Voilà qui a le mérite d’être clair. Un moment de passion après une question qui n’était peut-être pas non plus la mieux formulée. Mais n’ayez crainte, la bonne humeur est revenue. Gourde est un jeune homme de qui il est toujours agréable de prendre des nouvelles, avec qui il est plaisant de jaser de choses et d’autres.

Tant qu’à être sur le sujet de l’argent, on a continué dans cette voie. Gourde gagnera la saison prochaine 6,3 millions de dollars, pour un impact sous le plafond de 5,166 millions. C’est la raison de la question citée plus haut, ce gros contrat de six ans signé en novembre dernier. Un contrat qui change une vie.

« Je suis content d’avoir eu la chance de signer ce contrat pour tous les efforts que j’ai mis depuis le début de ma carrière. C’est vraiment valorisant », dit-il.

J’ai acquis beaucoup de maturité. J’ai voyagé beaucoup, j’ai joué avec des salaires minimes. Je suis plus mature, je suis prêt [à gérer ce nouveau salaire]. L’argent, je suis content, mais ce n’est pas pour ça que je joue.

Yanni Gourde

Remarquez, il ne l’a pas volé non plus. Gourde a vécu l’ECHL durant deux saisons, avant d’être rejeté par les Sharks et de passer quatre ans à faire ses classes dans l’organisation du Lightning de Tampa Bay. Il s’est révélé ensuite avec une saison de 25 buts et 64 points en 2017-2018, suivie d’une saison plus modeste de 22 buts et 48 points l’année dernière. N’empêche, Gourde a une seule vitesse, la pédale au fond, et quand le Lightning s’est heurté à un mur en séries, il n’a jamais levé le pied.
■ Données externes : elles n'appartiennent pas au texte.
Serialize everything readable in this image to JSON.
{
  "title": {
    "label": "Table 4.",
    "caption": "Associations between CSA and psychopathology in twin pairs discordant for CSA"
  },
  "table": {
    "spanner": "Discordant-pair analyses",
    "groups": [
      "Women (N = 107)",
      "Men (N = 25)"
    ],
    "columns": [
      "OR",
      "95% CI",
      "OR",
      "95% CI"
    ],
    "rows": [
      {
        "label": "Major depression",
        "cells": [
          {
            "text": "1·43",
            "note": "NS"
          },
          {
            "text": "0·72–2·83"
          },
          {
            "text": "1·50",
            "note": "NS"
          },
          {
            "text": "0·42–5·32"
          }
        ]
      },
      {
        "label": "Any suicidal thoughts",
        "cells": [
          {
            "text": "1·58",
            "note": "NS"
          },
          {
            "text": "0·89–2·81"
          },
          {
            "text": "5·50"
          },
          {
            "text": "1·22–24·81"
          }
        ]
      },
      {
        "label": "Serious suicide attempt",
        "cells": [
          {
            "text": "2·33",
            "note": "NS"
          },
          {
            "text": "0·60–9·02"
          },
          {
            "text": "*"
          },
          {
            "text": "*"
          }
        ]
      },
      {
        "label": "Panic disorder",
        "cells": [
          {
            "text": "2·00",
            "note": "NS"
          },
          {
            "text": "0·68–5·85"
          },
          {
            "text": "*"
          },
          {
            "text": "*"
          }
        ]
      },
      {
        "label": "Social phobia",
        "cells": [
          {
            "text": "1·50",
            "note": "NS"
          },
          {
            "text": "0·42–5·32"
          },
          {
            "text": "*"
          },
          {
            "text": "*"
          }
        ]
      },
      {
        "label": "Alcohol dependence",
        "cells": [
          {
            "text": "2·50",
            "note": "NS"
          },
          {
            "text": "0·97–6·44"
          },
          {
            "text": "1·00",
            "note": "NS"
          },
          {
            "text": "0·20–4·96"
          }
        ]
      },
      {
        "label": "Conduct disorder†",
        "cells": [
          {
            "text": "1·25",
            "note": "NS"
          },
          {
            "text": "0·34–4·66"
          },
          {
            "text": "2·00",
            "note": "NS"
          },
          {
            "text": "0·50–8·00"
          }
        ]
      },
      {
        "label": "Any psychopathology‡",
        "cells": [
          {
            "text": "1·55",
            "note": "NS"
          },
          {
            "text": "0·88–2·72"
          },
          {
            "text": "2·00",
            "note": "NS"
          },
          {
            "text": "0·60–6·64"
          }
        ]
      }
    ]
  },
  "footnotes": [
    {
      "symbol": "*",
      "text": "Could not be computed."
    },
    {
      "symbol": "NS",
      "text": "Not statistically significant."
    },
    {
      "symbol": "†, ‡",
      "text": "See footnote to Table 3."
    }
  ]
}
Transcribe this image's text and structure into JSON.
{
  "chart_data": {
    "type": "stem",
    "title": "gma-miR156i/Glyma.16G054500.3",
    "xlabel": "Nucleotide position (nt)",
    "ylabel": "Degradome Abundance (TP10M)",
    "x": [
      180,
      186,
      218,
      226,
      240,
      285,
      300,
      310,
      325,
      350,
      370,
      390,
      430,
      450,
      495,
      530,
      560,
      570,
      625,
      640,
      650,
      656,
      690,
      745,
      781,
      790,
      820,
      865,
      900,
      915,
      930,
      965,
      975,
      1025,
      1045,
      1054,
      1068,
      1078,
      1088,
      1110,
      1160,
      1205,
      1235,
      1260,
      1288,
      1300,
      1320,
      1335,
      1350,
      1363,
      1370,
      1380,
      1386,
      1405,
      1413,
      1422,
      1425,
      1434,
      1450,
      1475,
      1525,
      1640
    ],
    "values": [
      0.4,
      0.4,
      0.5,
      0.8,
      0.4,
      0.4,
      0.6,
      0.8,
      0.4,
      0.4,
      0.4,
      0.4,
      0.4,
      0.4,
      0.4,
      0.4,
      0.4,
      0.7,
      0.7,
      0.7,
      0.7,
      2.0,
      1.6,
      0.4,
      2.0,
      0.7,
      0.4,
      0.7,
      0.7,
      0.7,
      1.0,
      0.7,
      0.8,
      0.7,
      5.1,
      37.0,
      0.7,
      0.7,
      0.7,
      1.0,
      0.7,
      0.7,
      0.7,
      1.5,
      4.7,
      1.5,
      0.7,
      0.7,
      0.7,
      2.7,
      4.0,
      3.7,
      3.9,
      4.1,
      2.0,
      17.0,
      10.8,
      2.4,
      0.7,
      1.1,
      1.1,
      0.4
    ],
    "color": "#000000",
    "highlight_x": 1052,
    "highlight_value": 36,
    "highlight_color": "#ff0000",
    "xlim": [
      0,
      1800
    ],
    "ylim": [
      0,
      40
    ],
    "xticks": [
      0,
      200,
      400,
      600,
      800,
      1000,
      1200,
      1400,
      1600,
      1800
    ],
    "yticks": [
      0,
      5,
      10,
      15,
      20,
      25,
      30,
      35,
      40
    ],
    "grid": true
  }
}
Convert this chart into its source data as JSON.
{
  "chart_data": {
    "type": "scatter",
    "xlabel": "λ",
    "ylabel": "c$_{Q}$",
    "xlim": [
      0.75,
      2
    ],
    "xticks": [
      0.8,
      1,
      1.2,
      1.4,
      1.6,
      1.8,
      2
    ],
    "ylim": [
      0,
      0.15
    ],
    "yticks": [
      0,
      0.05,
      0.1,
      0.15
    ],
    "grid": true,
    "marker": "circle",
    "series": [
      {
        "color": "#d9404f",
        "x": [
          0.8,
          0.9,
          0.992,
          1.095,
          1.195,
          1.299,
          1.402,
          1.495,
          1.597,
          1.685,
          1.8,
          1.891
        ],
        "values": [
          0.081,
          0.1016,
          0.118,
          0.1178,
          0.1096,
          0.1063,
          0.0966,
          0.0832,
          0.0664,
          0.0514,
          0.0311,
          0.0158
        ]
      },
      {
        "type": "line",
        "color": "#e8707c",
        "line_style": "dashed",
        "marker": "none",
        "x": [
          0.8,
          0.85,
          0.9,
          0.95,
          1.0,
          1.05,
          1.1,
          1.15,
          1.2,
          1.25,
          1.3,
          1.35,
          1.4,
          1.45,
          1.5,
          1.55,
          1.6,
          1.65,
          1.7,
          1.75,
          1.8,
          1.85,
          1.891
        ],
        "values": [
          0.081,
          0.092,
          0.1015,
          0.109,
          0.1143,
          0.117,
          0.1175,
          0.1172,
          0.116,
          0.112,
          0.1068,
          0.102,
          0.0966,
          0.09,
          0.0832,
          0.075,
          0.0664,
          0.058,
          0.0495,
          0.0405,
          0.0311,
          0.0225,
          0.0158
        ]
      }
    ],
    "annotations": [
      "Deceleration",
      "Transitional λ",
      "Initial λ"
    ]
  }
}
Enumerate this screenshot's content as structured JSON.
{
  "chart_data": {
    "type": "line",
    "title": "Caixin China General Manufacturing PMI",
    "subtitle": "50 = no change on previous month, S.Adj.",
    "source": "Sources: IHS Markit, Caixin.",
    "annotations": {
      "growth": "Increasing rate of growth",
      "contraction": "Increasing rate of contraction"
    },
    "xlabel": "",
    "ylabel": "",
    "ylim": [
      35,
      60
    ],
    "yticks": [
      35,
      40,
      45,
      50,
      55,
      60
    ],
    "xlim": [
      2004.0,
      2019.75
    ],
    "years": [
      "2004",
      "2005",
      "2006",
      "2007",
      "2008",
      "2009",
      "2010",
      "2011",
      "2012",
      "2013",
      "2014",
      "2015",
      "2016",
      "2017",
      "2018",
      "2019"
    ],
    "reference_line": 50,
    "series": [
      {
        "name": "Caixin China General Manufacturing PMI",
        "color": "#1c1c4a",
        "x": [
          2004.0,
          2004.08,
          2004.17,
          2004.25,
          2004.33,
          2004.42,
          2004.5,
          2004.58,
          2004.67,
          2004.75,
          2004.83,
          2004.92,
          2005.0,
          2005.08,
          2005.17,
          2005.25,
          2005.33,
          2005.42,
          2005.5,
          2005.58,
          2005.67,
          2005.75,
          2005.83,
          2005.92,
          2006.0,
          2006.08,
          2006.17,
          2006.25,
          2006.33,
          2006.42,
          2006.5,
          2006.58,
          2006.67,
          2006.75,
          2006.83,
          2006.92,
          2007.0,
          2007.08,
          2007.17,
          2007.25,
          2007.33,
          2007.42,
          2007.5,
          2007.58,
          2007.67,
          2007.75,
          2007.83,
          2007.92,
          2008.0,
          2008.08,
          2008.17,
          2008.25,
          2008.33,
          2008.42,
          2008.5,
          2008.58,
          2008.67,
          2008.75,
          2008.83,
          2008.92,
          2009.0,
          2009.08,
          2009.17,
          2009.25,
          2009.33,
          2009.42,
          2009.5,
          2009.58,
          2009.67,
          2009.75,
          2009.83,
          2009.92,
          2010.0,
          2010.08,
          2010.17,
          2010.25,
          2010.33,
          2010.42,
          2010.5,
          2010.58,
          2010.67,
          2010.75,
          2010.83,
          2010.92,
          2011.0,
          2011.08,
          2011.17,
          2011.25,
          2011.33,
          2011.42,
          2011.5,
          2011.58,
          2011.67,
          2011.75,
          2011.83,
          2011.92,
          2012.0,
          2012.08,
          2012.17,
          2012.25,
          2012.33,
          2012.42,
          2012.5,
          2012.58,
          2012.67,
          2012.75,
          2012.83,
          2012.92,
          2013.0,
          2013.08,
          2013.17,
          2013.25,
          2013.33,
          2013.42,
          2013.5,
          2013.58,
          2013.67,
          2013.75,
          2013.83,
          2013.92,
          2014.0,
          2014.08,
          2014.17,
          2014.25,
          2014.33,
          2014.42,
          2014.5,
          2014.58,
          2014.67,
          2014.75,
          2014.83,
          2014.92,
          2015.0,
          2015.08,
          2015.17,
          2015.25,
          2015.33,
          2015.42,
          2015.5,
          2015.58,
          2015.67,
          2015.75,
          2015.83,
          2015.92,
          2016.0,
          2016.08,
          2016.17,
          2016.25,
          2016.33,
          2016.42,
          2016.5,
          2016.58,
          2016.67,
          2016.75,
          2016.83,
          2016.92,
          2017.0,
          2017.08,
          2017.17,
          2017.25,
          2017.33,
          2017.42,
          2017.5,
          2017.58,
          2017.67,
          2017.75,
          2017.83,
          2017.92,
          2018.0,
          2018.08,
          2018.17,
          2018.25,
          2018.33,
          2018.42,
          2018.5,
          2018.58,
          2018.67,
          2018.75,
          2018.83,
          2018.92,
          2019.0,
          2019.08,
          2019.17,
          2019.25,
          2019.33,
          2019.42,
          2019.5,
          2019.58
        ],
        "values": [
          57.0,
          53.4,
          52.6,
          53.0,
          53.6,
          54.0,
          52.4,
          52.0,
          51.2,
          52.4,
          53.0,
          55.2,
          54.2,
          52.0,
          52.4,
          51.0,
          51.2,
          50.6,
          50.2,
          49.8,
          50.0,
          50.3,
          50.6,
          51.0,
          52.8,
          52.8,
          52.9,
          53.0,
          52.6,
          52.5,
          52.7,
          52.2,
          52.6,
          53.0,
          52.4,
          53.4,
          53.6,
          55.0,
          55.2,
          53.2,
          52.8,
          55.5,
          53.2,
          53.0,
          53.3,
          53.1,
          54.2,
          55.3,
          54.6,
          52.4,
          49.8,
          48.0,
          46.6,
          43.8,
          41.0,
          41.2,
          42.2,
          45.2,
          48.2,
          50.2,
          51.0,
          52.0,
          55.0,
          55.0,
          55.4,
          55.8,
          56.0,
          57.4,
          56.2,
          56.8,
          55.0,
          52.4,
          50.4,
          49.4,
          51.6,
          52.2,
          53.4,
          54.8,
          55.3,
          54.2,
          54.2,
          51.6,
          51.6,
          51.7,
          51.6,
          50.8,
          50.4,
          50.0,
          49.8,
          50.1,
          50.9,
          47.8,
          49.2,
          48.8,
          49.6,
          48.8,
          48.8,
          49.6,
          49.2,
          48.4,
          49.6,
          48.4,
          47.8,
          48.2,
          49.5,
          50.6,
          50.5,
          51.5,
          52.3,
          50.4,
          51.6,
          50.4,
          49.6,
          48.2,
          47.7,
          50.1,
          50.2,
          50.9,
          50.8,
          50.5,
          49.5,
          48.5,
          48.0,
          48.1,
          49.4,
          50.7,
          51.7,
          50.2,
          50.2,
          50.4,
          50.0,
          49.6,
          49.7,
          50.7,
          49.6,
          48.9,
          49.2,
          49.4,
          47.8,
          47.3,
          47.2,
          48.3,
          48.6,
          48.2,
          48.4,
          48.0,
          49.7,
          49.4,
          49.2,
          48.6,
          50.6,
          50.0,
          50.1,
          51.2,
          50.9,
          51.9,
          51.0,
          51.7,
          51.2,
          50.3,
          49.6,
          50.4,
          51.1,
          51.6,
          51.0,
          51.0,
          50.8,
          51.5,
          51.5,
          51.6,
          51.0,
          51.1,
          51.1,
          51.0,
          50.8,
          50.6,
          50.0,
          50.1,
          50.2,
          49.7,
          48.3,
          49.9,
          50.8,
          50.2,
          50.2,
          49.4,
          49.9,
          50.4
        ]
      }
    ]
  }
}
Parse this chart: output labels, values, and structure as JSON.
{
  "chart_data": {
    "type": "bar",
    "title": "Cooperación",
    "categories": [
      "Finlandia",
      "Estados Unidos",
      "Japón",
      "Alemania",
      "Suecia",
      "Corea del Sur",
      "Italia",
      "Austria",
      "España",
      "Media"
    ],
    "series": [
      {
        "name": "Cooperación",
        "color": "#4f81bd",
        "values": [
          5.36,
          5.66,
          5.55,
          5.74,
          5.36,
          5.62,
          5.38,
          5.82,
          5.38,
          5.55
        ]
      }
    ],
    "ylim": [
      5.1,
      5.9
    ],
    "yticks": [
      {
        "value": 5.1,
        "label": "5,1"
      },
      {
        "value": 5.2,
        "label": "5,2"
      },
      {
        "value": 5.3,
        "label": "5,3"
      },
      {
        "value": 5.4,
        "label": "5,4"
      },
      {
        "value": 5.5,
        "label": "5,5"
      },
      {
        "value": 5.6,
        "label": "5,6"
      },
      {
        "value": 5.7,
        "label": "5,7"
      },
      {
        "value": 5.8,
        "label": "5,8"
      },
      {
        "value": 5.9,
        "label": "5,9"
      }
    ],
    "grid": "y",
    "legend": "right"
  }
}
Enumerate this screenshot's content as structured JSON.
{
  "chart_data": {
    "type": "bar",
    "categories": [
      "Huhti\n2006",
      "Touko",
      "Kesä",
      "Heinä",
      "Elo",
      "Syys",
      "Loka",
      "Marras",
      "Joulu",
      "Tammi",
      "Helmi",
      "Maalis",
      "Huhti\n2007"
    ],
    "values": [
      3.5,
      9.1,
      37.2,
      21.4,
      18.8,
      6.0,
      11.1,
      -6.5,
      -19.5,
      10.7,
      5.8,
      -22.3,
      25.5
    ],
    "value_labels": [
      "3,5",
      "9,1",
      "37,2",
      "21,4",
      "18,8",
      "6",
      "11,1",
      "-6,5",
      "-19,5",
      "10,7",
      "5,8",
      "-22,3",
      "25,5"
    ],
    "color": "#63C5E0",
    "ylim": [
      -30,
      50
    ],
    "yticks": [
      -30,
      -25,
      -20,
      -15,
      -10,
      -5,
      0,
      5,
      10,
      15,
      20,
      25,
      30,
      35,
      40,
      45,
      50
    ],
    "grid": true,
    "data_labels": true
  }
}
C’est ainsi que sa personnalité se façonne. Une approche réfléchie avec son argent, et un cœur gros comme ça sur la glace. Sans doute le résultat d’une enfance au cours de laquelle on ne lui a pas tout donné. Ses origines modestes sont connues, les deux mains dans les « jobines » dans les fermes de Saint-Narcisse ou à l’épicerie de son père. Ce père qui avait d’ailleurs installé une surface de hockey dans le sous-sol de l’épicerie, où Yanni Gourde a acquis son côté compétitif contre ses frères et les autres jeunes du coin.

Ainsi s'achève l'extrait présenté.